In January 2018, Yoshino was unexpectedly approached by chief editor Lewis D’Vorkin while in a meeting, and escorted directly outside without being able to retrieve her personal belongings. There was no explanation to the press or others in the company. It has been speculated by fellow staff members that D’Vorkin believed Yoshino had leaked unflattering audio recordings of D'Vorkin in meetings to The New York Times and NPR, and possibly that Yoshino had been involved in a scathing piece on D'Vorkin published in the Columbia Journalism Review the day before her firing. It's also suspected the suspension may have been the result of a critical story about Disneyland which had been edited by Yoshino and caused public relations problems for D'Vorkin.
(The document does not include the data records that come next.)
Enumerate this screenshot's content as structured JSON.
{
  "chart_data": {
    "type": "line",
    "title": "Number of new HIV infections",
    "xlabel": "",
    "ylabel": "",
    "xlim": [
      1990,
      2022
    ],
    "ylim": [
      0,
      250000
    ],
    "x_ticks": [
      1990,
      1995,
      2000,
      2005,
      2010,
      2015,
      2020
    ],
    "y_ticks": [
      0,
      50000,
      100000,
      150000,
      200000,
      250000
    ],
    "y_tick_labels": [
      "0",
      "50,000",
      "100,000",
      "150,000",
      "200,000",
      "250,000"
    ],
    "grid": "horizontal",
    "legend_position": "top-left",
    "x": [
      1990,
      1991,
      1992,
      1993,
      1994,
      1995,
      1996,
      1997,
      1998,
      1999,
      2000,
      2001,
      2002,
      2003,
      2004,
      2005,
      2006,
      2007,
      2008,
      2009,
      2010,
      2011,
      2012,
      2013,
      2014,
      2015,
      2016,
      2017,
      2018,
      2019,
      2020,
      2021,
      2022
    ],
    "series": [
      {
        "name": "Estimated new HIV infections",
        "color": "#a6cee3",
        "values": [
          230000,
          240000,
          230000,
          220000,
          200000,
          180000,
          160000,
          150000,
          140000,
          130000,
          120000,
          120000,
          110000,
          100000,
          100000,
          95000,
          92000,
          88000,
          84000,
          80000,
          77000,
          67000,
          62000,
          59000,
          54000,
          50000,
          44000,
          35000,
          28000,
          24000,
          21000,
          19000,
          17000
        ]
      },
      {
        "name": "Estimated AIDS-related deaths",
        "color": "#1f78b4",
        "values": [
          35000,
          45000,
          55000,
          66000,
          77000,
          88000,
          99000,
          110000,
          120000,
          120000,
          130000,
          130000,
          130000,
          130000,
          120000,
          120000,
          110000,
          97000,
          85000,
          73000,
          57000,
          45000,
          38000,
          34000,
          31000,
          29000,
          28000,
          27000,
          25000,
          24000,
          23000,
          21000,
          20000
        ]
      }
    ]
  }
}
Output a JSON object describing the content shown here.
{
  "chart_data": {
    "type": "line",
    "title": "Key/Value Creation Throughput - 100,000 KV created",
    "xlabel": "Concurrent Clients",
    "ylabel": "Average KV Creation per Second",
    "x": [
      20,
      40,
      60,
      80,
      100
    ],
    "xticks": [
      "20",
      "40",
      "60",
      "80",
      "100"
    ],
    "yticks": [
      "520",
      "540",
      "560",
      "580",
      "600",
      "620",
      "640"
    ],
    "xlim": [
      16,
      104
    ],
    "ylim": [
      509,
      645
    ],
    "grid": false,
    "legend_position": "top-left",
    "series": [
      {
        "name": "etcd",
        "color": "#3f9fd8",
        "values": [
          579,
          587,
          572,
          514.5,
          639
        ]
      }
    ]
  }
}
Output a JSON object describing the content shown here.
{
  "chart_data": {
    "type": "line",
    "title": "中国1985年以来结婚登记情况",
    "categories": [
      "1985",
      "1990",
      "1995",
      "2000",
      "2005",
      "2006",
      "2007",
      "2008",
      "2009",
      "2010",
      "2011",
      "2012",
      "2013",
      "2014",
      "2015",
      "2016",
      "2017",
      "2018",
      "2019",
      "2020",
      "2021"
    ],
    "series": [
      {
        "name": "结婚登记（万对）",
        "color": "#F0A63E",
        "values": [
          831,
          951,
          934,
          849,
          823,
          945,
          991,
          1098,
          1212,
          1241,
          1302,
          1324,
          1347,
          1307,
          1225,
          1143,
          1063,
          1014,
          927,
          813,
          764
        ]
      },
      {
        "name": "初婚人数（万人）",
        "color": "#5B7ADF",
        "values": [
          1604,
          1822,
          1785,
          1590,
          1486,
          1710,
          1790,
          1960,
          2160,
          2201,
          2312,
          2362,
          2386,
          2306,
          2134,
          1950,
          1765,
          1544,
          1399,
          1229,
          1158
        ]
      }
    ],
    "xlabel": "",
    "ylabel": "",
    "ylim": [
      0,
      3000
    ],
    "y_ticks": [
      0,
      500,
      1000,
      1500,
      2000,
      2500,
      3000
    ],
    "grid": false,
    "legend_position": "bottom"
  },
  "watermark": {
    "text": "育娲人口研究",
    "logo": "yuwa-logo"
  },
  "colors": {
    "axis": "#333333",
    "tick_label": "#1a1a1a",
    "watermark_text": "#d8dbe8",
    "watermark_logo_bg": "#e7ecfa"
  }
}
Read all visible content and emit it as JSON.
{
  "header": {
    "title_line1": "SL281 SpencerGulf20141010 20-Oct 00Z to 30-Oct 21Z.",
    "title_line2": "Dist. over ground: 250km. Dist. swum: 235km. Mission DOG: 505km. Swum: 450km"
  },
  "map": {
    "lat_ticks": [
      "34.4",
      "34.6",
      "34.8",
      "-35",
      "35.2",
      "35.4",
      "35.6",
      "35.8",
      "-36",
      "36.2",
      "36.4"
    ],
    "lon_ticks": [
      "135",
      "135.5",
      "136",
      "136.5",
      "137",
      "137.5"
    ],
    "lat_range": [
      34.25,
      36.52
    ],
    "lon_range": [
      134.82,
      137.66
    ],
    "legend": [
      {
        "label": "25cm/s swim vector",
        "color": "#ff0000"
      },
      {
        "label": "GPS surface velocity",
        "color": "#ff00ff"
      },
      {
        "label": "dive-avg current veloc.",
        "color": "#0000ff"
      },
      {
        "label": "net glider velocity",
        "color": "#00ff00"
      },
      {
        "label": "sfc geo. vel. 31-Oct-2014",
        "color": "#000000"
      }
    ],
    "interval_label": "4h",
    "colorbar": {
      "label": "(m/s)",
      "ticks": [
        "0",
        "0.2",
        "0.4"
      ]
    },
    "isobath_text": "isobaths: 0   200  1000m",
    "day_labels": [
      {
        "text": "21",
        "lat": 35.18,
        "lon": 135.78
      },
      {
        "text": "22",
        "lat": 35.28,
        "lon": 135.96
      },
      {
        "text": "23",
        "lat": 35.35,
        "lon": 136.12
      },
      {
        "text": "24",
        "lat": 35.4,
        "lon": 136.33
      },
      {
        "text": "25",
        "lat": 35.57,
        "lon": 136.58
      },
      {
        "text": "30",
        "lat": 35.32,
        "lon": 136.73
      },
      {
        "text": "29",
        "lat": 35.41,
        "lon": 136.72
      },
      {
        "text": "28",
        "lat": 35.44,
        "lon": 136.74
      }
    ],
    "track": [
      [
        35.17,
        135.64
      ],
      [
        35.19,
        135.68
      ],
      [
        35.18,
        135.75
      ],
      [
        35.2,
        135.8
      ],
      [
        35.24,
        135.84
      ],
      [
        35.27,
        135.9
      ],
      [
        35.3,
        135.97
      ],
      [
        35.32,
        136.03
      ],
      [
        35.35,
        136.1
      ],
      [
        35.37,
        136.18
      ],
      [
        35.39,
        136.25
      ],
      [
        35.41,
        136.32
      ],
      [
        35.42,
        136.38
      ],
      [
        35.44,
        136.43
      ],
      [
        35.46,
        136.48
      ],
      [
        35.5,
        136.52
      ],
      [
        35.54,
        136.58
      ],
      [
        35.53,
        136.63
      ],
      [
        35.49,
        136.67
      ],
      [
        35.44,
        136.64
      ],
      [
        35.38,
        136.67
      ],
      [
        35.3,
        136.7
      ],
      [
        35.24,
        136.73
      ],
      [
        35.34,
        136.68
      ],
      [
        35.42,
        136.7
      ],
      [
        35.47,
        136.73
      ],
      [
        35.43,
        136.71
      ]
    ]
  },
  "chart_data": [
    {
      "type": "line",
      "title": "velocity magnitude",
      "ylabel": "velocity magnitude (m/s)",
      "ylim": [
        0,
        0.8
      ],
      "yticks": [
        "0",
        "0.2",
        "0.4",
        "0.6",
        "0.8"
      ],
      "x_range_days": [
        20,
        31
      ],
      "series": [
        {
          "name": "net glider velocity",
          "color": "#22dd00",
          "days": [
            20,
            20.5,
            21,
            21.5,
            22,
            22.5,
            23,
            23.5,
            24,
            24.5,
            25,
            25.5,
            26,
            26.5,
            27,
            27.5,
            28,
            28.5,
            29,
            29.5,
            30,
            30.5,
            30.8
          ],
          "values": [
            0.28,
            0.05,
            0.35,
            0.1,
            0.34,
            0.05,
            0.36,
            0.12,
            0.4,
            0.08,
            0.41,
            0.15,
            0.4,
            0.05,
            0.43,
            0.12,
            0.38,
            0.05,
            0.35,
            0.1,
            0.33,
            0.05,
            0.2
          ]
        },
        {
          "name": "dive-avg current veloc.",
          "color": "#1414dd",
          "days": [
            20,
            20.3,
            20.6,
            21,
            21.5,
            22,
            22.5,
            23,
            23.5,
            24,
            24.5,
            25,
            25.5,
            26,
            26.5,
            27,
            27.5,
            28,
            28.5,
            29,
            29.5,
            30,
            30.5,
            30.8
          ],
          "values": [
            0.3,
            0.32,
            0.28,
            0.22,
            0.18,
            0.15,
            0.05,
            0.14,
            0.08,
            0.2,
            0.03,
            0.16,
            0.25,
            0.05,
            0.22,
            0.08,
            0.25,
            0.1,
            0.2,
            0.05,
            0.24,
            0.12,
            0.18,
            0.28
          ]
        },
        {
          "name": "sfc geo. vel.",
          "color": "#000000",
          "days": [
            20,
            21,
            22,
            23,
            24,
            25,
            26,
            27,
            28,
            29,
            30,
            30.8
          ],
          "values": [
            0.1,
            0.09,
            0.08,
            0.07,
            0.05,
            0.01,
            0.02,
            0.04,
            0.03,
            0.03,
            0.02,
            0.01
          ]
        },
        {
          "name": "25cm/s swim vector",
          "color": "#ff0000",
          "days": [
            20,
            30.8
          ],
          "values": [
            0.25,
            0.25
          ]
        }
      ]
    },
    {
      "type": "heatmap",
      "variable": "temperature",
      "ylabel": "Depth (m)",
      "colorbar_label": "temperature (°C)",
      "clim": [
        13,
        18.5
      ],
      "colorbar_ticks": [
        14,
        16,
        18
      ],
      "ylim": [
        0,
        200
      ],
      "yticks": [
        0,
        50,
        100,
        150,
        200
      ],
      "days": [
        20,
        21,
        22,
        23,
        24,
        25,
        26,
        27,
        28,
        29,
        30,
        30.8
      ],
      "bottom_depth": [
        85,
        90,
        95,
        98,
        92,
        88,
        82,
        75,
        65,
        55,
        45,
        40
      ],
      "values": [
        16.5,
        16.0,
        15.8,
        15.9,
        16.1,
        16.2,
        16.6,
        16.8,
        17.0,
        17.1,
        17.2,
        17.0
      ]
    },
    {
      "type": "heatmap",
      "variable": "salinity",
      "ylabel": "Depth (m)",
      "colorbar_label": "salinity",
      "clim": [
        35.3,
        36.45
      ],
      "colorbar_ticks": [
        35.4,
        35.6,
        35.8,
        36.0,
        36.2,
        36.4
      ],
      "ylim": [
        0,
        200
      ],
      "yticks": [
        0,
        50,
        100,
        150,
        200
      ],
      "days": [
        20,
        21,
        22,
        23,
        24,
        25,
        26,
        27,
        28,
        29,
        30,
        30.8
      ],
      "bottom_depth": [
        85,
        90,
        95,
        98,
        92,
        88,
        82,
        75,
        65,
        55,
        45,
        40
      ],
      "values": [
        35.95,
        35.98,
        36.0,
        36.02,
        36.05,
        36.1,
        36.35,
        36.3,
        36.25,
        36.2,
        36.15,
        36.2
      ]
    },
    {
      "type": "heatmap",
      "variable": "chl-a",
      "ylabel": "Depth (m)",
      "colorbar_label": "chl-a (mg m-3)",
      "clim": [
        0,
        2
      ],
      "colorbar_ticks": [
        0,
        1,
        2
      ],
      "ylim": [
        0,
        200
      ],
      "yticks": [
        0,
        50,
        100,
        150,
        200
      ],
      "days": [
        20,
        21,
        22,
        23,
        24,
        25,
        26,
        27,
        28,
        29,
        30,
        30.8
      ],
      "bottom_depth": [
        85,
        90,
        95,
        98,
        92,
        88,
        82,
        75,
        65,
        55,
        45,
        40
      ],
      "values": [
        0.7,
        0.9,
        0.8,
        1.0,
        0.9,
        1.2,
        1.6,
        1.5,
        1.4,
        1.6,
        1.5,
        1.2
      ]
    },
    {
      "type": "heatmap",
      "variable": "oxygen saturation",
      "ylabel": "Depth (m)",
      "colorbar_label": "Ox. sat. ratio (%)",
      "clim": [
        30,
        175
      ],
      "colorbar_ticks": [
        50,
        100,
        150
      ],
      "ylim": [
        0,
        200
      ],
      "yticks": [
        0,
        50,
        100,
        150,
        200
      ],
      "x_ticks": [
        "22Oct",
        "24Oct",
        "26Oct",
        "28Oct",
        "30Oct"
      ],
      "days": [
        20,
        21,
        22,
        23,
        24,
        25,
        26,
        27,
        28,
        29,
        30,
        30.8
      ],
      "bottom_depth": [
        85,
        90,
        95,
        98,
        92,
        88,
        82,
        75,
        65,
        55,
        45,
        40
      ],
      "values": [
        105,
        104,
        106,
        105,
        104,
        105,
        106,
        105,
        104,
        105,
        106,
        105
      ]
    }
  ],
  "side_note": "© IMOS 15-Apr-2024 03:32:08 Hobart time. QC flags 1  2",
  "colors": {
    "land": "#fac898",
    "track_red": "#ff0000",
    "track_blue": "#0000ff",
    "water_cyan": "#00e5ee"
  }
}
She has also contributed to the Seattle Times, Nieman Lab, the Boston Herald, the Stockton Record and the Fresno Bee.

As editor of the Banner, Yoshino built the largest newsroom in Maryland and oversaw a series of stories on Baltimore's overdose crisis that won a George Polk Award and Pulitzer Prize. In May 2025, she departed to become managing editor of The Washington Post, overseeing features, sports, local, investigations and data.